ALESSANDRO STELLA
Sport

I sassolini di Boban. "Lo sport resta bellissimo nonostante il business e l’americanizzazione»

L’ex campione del Milan: "Ai giovani serve insegnare il concetto di squadra"

Zvonimir Boban, 56 anni, ex calciatore e dirigente del Milan

Zvonimir Boban, 56 anni, ex calciatore e dirigente del Milan

Lo sport non è solo competitività e ricerca della vittoria. Può anche essere uno strumento di incontro e di crescita personale. Un mezzo per andare oltre a barriere territoriali, razziali e sociali. Tanti sportivi hanno vissuto sulla propria pelle gli orrori della guerra o i soprusi politici del proprio paese d’origine. Per loro lo sport spesso è stato quel qualcosa che li ha aiutati a mantenere un giusto ideale di vita. Tra questi c’è senza dubbio il dirigente sportivo ed ex calciatore del Milan, Zvonimir Boban. L’ex talentuoso centrocampista croato, simbolo del calcio degli anni Novanta, non si è mai tirato indietro dall’affrontare discorsi sociali e politici. E anche durante e dopo il convegno “I giusti nello Sport“, organizzato da Gariwo e tenutosi a Milano, Boban ha parlato di come l’attività sportiva può avere un’influenza positiva di acquisizione dei diritti umani e sociali.

Boban, cosa significa essere “giusti“ nello sport?

"Per essere giusti nello sport bisogna essere giusti in qualsiasi altro campo della vita. Cercare di portare avanti una serie di valori determinati come solidarietà, rispetto, disciplina e lavoro. Nella vita, nello sport e nella quotidianità serve capire ed accettare l’altro".

Come si può far capire, soprattutto ai giovani, che oggi il calcio può essere uno strumento per vivere nel rispetto reciproco?

"Serve insegnare innanzitutto il concetto di squadra. Poi bisognerebbe sottolineare, anche sui media, le belle storie. Molte squadre, molte persone comuni e anche molti giovani tramite i social, cercano di mandare messaggi positivi. Però poi si evidenziano sempre gli aspetti negativi che fanno più notizia. Lo sport e il calcio sono bellissimi e hanno migliaia di esempi che lo dimostrano. Nonostante la materializzazione, il business e l’americanizzazione di certi club calcistici".

Questo riferimento ai club calcistici è casuale?

"No, no (e qui Boban si limita ad un grande ma eloquente sorriso, ndc)".

L’esperienza di vita personale fuori dal calcio quanto l’ha segnata?

"Tante cose mi hanno segnato in passato.
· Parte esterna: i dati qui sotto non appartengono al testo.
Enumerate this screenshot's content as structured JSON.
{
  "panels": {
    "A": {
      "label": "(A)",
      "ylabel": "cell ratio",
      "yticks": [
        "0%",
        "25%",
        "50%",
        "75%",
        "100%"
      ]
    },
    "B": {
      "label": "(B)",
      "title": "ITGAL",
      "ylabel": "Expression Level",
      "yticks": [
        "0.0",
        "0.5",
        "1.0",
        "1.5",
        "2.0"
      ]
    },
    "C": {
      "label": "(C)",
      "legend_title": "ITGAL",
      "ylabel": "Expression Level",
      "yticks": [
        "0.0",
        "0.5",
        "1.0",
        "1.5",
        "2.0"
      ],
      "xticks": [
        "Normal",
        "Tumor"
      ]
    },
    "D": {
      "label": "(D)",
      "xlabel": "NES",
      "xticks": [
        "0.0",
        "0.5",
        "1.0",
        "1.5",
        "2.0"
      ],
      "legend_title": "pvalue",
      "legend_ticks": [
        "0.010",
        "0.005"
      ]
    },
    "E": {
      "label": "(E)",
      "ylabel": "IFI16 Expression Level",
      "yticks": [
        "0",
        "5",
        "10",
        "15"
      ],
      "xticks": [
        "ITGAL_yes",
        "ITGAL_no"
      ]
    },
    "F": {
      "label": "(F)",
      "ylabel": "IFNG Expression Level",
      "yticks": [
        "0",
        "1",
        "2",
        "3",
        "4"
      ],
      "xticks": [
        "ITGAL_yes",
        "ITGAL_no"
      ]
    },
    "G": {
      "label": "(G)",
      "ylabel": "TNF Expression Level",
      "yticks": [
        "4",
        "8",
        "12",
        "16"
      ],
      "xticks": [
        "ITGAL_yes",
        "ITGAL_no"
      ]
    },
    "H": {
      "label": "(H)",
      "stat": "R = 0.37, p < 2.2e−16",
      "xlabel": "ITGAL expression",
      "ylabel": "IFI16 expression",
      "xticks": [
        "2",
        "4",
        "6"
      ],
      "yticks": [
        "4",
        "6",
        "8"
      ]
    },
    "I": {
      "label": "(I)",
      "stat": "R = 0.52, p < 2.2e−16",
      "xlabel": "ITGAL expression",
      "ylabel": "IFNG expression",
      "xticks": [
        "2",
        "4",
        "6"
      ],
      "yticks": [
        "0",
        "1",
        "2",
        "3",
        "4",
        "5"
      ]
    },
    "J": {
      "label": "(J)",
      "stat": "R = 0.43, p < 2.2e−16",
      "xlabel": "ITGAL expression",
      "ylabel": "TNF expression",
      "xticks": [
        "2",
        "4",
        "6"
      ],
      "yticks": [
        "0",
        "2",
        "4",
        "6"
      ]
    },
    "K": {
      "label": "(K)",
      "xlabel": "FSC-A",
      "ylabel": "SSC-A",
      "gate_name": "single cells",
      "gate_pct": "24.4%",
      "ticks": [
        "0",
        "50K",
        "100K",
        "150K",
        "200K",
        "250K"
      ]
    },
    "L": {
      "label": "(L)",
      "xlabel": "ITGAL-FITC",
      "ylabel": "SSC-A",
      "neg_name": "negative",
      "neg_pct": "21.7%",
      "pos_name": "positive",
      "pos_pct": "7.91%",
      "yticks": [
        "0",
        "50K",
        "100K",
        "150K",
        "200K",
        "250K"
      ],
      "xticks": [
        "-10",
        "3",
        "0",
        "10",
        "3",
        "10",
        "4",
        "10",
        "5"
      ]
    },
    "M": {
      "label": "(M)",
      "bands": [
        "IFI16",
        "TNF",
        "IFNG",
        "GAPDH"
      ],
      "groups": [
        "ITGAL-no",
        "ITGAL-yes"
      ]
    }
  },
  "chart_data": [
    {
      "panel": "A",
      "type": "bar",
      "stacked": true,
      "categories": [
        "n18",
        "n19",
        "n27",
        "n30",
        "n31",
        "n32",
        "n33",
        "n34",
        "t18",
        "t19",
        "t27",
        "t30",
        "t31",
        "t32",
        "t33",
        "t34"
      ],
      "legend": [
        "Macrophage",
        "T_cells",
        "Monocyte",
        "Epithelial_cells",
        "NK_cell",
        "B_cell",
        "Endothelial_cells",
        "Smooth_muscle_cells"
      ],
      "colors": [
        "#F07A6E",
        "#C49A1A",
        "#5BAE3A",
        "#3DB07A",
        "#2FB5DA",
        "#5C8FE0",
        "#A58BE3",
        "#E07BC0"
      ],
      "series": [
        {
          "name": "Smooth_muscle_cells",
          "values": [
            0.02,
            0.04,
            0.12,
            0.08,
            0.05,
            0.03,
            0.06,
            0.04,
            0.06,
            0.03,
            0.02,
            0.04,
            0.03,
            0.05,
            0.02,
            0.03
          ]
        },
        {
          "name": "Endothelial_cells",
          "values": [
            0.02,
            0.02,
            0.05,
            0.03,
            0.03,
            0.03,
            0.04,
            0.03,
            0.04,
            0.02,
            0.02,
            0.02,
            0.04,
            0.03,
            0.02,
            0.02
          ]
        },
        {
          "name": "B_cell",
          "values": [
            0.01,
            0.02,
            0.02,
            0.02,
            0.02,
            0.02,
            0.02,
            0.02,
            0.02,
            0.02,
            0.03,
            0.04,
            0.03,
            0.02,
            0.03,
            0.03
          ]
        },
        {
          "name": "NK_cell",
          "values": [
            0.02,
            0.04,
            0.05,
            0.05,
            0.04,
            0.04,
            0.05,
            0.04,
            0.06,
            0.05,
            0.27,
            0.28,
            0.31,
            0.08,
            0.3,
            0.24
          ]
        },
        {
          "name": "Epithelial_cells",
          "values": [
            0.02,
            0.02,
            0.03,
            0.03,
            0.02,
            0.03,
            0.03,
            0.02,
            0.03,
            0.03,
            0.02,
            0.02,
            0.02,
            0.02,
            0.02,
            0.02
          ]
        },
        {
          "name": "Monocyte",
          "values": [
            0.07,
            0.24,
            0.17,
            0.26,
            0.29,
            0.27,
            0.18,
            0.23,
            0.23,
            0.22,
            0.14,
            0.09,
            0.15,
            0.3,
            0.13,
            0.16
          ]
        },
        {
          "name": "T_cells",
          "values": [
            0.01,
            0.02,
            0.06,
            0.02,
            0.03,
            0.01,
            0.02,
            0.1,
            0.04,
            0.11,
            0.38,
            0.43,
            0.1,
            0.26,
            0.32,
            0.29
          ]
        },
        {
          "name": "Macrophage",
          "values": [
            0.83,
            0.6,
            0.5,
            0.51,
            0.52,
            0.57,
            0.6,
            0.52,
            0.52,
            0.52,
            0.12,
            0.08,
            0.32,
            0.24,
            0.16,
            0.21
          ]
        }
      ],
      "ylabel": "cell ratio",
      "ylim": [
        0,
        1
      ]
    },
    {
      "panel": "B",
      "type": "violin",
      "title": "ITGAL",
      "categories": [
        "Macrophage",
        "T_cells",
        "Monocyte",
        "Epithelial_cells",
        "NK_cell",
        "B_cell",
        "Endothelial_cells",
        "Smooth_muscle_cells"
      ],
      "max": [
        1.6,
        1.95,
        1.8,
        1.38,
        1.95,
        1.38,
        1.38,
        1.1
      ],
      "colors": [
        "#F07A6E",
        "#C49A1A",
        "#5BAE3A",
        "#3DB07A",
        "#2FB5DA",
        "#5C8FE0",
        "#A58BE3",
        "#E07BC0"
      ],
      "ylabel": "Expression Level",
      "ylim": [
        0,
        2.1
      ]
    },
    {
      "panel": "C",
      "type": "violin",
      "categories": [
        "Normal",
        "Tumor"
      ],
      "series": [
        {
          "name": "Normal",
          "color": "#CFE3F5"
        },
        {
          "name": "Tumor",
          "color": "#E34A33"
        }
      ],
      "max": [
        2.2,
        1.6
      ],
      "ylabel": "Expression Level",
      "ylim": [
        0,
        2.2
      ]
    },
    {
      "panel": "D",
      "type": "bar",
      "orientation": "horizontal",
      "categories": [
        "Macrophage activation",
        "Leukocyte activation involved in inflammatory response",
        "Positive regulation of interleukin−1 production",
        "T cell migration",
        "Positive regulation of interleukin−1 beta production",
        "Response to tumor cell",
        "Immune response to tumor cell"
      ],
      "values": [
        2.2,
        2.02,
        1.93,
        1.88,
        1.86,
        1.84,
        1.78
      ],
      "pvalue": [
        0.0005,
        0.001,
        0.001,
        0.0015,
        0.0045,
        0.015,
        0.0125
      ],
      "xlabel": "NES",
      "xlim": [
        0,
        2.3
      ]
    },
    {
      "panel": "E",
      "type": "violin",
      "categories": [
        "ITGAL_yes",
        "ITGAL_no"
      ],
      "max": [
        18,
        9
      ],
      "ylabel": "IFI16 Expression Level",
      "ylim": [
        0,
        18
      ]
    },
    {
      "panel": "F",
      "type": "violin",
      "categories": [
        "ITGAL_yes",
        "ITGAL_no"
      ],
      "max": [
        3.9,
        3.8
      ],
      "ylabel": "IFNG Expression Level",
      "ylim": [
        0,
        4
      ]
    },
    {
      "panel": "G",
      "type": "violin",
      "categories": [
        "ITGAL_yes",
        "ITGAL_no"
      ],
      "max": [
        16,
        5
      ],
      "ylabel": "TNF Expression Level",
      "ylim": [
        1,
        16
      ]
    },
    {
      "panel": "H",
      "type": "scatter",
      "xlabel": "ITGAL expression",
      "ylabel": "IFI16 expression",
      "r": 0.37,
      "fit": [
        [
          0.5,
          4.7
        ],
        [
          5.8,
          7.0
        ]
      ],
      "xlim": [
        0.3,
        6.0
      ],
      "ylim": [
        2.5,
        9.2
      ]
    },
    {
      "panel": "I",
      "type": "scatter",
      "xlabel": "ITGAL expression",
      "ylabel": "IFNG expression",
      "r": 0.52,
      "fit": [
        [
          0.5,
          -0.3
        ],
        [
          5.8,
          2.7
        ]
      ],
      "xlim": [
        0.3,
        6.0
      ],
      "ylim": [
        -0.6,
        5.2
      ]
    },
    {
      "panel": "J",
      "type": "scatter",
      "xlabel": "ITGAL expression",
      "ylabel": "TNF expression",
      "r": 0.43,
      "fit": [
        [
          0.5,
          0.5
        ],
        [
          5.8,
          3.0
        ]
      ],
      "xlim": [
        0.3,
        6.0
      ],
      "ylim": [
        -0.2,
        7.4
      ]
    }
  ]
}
Ho vissuto dolore e sofferenza, che però mi hanno aiutato a crescere. Anche i calciatori, al di là della clausura in cui stanno soprattutto nei momenti della partita, vivono normalmente. E la vita spesso ti arriva dritta in faccia e bisogna capirla e andare avanti. Bisogna amare il prossimo e fare del bene al prossimo".

Quanto è stato difficile giocare tra croati e serbi negli anni novanta e anche dopo?

"In realtà da quando sono nato ho sempre giocato con amici croati e serbi nei campetti sotto casa. E da giocatore, con la maglia della Dinamo Zagabria, ho fatto lo stesso. Anche durante la dissoluzione della Jugoslavia noi calciatori abbiamo sempre provato a portare messaggi di pace in campo. A volte le emozioni e le pressioni mi hanno portato a reazioni brutali e non elegantissime, però dopo la partita mi sono pentito. Molti compagni e avversari erano miei amici, lo sono ora e lo rimarranno per tutta la vita".

Spostandoci sul calcio femminile, lei anche da dirigente ha sottolineato spesso il maschilismo che dilaga.

"Il calcio è sempre stato maschilista, ora lo è meno e le cose stanno cambiando. Però il calcio femminile è stato ignorato troppo a lungo. Non ho mai capito perché la gente pensasse e pensi ancora oggi che questo sport non può essere anche femminile. Non ci si può aspettare di raggiungere subito i numeri del calcio maschile, ma intanto è bello vedere sempre più ragazze divertirsi e realizzarsi con il calcio".